Returned p-values can be corrected using Benjamini Hochberg or Bonferroni tests.

Usage:

usage: get_DE_events.py [-h] [-c MIN_COVERAGE] [-cpval PVALUE_CORRECTION]
                        [-input_file SAMPLES_INFORMATIONS_FILE]
                        [-gene_pos_file GENE_POS_FILE] [-f MIN_EDIT_FREQUENCY]
                        [-mtsA GROUPA_MIN_SAMPLE_TESTING]
                        [-mtsB GROUPB_MIN_SAMPLE_TESTING]
                        [-sig ONLY_SIGNIFICANT]
                        [-siglevel STATISTICAL_SIGNIFICANCE] [-linear]
                        [-graph] [-chr_col CHR_COLUMN] [-rsite RSITE]

optional arguments: -h, --help show this help message and exit

-c MIN_COVERAGE Coverage-q30

-cpval PVALUE_CORRECTION 1 --> Bonferroni correction / 2 --> Benjamini Hochberg

-input_file SAMPLES_INFORMATIONS_FILE (.sif) Comma separated file e.g: Sample,Group,Type (e.g SRR1093527,GROUPA,BrainCerebellum..., SRR1088437,GROUPB,ArteryTibial... etc) An example file is provided here

-gene_pos_file GENE_POS_FILE nonsynonymous_table_NONREP derived from Rediportal NOTE: A gene_pos file is required by -graph or -rsite. An example file can be found here here.

-f MIN_EDIT_FREQUENCY Editing Frequency

-mtsA GROUPA_MIN_SAMPLE_TESTING min percentage of groupA samples

-mtsB GROUPB_MIN_SAMPLE_TESTING min percentage of groupB samples

-sig ONLY_SIGNIFICANT Return only statistically significant editing events

-siglevel STATISTICAL_SIGNIFICANCE cutoff level to reject H0 hypothesis default 0.05

-linear Enable linear statistical model (Tran et al., 2019).

-graph R graph compatible table containing the following columns: Site|Delta|Mannwhitney|pval|Benjamini Hochberg corrected pvalue|status NOTE: THIS OPTION CAN BE USED ONLY IN COMBINATION with -Gene_pos_file

-chr_col CHR_COLUMN If set to "yes" a chromosome_position column will be added to R graph table. NOTE: THIS OPTION IS SPECIFIC FOR -graph & -Gene_pos_file COMBINATION

-rsite RSITE If set to "yes" all recoding sites will be shown in the output table. NOTE: THIS OPTION ONLY WORKS IN DEFAULT MODE.

e.g. python ../REDItools/accessory/get_DE_events.py -cpval 2 -input_file sample_information.csv -sig yes

The script will filter REDItoolDnaRna.py outputs for each sample contained in the SAMPLES_INFORMATIONS_FILE returning only significant editing events (pval <= 0.05) in accordance with Benjamini Hochberg correction.

Accessory files

  • sample_status_file_creator.py
  • This script generates a sample_information.csv file (.sif) compatible with get_DE_events.py. It requires:
    • A csv sample file containing the main informations about each sample to be used in the experiment. An example of this file is included.
    • Samples group1 (e.g. ArteryTibial)
    • Samples group2 (e.g BrainCerebellum)

    Usage:
    python sample_status_file_creator.py csv_input_file, sample_group1, sample_group2

  • sample_path_folder_creator.py
  • This script will copy the Reditools tables in different directories following the sample/Group subdivisions reported in the sample informations file (.sif).
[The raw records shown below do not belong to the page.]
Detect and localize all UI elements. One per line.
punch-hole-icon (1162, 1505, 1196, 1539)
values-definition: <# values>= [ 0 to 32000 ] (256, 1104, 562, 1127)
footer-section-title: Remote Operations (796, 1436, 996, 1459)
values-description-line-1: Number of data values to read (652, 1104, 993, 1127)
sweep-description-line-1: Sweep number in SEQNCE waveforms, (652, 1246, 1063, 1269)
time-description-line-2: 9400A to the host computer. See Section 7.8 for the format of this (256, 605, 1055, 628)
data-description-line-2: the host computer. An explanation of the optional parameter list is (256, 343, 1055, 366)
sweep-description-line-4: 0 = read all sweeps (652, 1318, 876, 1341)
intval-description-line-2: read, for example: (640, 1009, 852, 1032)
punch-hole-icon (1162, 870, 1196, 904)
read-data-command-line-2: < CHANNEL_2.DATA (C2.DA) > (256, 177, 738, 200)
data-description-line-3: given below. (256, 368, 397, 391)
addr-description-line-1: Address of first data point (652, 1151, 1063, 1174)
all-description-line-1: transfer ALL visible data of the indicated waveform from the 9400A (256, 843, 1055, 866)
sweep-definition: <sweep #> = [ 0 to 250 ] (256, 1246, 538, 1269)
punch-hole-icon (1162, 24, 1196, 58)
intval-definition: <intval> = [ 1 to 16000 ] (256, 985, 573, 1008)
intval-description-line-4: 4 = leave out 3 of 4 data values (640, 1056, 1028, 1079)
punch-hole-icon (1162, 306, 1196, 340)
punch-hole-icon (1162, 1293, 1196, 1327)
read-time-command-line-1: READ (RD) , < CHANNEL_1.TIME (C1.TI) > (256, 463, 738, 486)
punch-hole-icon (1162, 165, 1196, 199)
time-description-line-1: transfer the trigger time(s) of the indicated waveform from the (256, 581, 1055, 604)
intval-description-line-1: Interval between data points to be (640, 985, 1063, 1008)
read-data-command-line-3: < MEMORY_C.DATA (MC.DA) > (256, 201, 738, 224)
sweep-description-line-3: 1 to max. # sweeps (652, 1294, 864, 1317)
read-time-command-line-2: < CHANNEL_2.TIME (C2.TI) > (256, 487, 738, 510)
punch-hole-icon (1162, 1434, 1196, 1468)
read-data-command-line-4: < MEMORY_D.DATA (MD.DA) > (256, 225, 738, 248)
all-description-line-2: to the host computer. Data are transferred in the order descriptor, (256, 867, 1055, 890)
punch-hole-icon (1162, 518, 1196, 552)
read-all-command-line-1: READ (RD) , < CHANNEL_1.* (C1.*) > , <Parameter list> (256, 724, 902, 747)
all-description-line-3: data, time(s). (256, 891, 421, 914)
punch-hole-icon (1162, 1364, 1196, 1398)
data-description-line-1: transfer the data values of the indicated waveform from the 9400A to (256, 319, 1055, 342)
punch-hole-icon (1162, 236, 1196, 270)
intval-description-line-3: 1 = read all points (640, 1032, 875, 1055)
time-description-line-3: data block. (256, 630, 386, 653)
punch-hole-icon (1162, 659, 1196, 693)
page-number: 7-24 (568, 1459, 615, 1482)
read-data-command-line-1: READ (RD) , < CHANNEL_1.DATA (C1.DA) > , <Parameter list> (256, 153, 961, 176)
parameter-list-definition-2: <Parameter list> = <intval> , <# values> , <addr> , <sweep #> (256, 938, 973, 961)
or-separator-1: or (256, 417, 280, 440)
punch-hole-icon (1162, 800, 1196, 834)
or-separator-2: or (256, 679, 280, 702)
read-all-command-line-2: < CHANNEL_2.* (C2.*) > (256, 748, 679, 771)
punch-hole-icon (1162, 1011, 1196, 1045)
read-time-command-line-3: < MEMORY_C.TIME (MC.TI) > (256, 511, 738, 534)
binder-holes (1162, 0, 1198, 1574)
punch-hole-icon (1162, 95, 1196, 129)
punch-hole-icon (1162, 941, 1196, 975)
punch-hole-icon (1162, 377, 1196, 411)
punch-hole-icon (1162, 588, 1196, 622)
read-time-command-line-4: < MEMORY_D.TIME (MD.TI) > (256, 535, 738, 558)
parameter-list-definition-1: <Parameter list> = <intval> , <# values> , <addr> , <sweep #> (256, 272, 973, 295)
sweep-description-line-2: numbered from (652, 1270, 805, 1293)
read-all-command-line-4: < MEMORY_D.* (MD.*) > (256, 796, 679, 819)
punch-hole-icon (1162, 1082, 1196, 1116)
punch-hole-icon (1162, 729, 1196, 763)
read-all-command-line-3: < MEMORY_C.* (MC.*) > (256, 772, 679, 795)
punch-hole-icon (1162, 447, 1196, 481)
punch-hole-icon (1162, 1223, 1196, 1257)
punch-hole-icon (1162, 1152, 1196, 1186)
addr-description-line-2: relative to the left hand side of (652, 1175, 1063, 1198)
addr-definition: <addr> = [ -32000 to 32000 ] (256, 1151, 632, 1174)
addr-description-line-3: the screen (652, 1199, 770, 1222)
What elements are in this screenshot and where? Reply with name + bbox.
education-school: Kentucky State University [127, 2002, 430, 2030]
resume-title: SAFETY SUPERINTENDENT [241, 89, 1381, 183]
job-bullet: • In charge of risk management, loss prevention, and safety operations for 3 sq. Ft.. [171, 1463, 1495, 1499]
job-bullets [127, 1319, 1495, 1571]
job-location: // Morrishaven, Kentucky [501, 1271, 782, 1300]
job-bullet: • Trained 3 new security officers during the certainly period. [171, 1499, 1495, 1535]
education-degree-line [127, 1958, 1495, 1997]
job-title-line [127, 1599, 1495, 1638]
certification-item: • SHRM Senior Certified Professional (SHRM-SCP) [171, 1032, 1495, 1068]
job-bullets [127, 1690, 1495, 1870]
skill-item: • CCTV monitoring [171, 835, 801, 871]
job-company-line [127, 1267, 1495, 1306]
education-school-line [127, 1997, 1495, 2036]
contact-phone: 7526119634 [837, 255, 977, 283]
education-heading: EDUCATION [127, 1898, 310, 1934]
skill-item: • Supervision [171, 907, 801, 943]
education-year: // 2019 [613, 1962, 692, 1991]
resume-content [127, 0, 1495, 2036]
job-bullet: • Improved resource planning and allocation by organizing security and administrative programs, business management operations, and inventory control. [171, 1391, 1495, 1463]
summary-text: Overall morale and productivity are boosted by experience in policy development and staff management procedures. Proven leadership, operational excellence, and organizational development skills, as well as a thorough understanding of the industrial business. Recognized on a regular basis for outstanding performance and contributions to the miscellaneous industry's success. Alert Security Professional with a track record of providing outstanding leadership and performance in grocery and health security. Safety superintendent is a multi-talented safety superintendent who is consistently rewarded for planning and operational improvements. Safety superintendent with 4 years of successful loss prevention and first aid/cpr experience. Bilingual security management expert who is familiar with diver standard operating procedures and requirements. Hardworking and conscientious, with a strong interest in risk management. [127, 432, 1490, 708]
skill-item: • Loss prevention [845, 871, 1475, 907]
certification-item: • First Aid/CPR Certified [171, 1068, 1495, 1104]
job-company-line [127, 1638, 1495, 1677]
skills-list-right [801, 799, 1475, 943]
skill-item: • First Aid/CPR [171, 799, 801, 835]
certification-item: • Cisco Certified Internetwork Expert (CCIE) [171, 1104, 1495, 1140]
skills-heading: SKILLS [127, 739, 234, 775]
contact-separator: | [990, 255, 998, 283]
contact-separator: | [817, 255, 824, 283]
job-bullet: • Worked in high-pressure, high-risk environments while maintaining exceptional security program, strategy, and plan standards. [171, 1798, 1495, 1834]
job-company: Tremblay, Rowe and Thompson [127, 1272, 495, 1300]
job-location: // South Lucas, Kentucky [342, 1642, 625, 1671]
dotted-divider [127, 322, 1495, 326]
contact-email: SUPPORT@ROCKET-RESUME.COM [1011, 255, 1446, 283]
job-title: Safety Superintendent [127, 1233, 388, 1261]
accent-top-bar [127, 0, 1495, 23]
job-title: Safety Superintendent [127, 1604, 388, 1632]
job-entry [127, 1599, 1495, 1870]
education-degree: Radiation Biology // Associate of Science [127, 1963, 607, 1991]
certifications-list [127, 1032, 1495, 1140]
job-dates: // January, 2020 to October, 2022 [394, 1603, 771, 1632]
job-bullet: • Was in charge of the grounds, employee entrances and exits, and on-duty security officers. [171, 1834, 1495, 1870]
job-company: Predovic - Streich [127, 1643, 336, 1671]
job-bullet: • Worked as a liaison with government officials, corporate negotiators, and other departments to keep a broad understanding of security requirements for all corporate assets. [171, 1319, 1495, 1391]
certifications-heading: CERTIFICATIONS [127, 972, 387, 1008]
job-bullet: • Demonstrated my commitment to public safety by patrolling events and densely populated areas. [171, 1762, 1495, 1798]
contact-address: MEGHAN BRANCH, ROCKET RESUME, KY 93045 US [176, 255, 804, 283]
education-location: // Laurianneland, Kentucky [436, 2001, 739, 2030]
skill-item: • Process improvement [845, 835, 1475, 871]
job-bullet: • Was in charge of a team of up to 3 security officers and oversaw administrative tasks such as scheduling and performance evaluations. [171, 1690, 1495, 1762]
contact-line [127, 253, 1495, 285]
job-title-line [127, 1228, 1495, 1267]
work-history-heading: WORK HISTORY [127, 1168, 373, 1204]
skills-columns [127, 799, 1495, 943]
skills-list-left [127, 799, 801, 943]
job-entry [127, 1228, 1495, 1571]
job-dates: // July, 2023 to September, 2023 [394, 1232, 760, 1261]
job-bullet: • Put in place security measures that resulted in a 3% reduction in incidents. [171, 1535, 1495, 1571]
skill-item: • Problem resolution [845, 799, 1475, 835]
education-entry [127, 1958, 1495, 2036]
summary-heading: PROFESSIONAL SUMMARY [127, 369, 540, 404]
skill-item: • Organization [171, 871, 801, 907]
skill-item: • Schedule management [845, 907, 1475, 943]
It requires:
    • A sample status file (.sif) like this that can be generated with the previous script.

    Usage:
     python sample_path_folder_creator.py csv_sample_file.sif

Note. The script assumes that REDItools outputs (e.g. SRR1071289, SRR1101591) are contained in a "tables" folder in your main working directory, otherwise modify the last line of the script accordingly.